R. v. Chaulk [1990] 3 S.C.R. 1303: Set out the Oakes reasonable limit test: objective of  sufficient importance; Means: "rationally connected" to the objective; impair rights as "little as possible’; effects on the limitation of rights proportional to the objective.

Is s. 16(4) a reasonable limit under s. 1 of the Charter?

There is no question that the presumption of innocence, guaranteed by s. 11(d) of the Charter, is a fundamental legal right which plays a very important role in our criminal justice system. ….However, like the other rights and freedoms guaranteed by the Charter, it is subject to limitations under s. 1 of the Charter. The procedure to be followed when the state is attempting to justify a limit on a right or freedom under s. 1 was set out by this Court in Oakes, supra:

1. The objective of the impugned provision must be of sufficient importance to warrant overriding a constitutionally protected right or freedom; it must relate to concerns which are pressing and substantial in a free and democratic society before it can be characterized as sufficiently important.

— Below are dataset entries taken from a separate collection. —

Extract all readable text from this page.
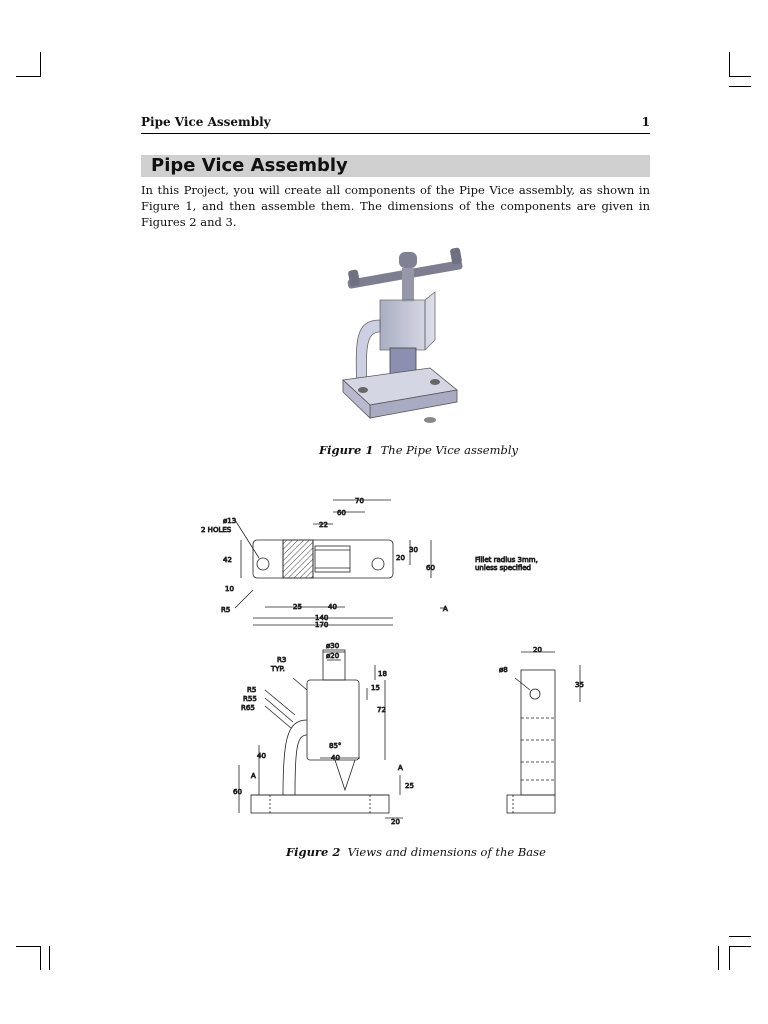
Pipe Vice Assembly	1
Pipe Vice Assembly

In this Project, you will create all components of the Pipe Vice assembly, as shown in Figure 1, and then assemble them. The dimensions of the components are given in Figures 2 and 3.

Figure 1 The Pipe Vice assembly
ø13
2 HOLES
70
60
22
42
10
R5
30
20
60
25	40
140
170
A
Fillet radius 3mm,
unless specified
ø30
ø20
R3
TYP.
R5
R55
R65
18
15
72
85°
40
40
A
A
60
25
20
20
ø8
35
Figure 2 Views and dimensions of the Base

2. Assuming that a sufficiently important objective has been established, the means chosen to achieve the objective must pass a proportionality test; that is to say they must:

  1. be "rationally connected" to the objective and not be arbitrary, unfair or based on irrational considerations;

  2. impair the right or freedom in question as "little as possible"; and

  3. be such that their effects on the limitation of rights and freedoms are proportional to the objective.